The long summer evenings as I drive from Lowestoft to Edinburgh simply fly by when I get to listen to Pienaars Politics and The Westminster Hour on a Sunday evening.
(I have to say, there isn’t tons of alternative listening options and the shows involving politicians are, at least, interactive…
That is I get to shout at the radio on a regular basis.
Quite naturally, yesterday’s debates focussed a lot on the impending strikes by teachers and other public sector workers and the reasons for the strike – which seem to be confused – and, more particularly, labour’s attitude to the walk out – which seems to be mixed at best.
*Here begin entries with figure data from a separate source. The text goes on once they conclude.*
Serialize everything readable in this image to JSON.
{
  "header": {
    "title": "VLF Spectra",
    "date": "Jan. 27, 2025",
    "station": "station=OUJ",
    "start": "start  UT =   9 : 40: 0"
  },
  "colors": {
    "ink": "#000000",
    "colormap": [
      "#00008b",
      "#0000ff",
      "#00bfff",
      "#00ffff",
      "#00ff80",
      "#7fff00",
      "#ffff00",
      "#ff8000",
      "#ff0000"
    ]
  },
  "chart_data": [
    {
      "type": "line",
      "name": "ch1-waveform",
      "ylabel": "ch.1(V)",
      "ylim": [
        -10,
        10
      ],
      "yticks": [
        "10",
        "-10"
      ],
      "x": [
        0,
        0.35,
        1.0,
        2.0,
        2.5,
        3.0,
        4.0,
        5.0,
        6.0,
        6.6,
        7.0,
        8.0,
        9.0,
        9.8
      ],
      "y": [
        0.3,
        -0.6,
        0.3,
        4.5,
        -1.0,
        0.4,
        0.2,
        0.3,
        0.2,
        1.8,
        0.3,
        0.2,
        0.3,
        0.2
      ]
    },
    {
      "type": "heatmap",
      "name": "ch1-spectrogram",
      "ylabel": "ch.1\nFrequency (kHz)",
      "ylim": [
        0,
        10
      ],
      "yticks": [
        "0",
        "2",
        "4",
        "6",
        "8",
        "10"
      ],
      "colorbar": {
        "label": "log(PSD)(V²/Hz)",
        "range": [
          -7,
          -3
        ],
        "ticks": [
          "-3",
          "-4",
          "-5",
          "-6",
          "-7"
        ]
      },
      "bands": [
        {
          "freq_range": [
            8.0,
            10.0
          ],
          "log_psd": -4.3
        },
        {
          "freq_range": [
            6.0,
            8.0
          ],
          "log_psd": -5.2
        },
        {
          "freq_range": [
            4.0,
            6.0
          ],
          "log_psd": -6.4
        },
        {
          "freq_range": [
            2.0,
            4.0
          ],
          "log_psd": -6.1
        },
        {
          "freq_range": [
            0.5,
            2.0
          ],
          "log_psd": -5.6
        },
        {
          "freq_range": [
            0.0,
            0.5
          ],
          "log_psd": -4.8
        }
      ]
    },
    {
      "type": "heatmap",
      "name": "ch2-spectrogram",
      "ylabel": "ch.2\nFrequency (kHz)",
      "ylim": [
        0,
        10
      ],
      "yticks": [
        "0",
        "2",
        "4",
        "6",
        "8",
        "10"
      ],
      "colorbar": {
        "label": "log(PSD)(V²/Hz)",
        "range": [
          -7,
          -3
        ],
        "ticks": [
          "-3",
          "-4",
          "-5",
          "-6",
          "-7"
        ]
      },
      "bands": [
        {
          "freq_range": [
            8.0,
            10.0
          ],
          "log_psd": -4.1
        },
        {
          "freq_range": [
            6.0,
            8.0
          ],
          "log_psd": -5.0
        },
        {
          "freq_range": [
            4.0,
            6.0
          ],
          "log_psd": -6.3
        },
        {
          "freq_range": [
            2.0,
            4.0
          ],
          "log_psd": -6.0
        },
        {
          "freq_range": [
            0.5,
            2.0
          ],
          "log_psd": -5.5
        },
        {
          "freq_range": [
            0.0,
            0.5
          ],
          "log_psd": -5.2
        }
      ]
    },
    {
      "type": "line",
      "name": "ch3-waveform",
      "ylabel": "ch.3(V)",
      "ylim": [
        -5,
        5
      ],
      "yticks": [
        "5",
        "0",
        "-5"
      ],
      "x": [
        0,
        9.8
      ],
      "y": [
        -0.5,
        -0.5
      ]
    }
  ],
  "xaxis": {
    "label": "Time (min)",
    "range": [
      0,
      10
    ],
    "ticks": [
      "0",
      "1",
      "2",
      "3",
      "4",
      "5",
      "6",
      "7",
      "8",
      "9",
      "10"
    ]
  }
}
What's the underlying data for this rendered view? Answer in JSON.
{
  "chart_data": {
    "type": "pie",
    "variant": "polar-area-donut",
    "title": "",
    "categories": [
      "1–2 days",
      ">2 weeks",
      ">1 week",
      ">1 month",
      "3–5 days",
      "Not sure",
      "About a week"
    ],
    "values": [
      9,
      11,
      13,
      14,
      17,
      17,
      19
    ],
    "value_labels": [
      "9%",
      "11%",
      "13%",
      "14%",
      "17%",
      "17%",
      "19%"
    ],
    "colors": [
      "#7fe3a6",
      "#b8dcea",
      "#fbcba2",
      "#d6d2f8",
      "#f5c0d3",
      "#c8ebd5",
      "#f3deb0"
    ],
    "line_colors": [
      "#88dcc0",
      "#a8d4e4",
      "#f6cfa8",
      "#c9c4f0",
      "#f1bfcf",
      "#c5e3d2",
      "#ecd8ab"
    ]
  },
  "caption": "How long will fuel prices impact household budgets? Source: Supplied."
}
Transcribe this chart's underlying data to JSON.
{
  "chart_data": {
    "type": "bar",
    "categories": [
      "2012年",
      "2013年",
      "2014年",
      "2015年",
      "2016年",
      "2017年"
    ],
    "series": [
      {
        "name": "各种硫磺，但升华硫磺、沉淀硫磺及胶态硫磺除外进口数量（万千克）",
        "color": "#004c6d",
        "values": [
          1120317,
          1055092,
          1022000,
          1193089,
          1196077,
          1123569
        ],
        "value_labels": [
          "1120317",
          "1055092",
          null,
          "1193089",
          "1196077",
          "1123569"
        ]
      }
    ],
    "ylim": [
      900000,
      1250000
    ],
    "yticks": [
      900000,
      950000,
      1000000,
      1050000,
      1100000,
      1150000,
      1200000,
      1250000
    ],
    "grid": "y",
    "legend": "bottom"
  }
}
Finally, a lot has been made of the possibility of new legislation to curb the power of the unions to call strikes when, for example, only 20% of their membership voted for it. (According to one pundit, you can’t take into consideration the fact there was only 30% turn out in the vote. Apparently, that’s democracy.)
Okay, so, the reasons for the strike as far as a novice like me understands it. Everyone agrees that public sector pension reform is vital if we’re not to rape future generations of their income and condemn them to poverty in their declining years… not my words, but descriptive nevertheless.
So, no problem… reform is necessary, let’s get on with reform, make changes and set the world to rights.
Except, of course, the people who are subject of the reform, who also agree that reform is necessary, don’t want to reform because it will make their life a little bit harder.
Okay, but what’s the alternative?
That’s what I’m not getting from the debates. It doesn’t seem as though there’s a plan for a different approach to reform. And, it would seem, we need one and some bright spark has to come up with the goods, otherwise we could be in for a very long battle.
The most sensible thing I’ve ever heard Red Ed say is ‘striking represents the failure of negotiation’.
Very true. So let’s not go on strike.
So, to Saint Vince. Dear old Michael Gove started bumping his gums about tougher legislation to make it more difficult for unions to call strikes. St Vince of Cable had previously said this was an option, but poured cold water on the idea yesterday.
I think I’d make a good politician because I actually agree with both of them. In the real world there would be sensible people in politics and as the head of our unions and they would recognise change is needed and would work together instead of throwing toys out of prams. Fifteen – Love to Vince.
In the actual world, though, this doesn’t happen and a strike gets called far too early and the negotiations break down amidst language that was last used in 1984. Fifteen All…
So, it’s Vince’s turn to serve and so we wait for Thursday with baited breath.
The problem is when the public sector goes on strike, the rest of us will get the hump and we’ll all lose.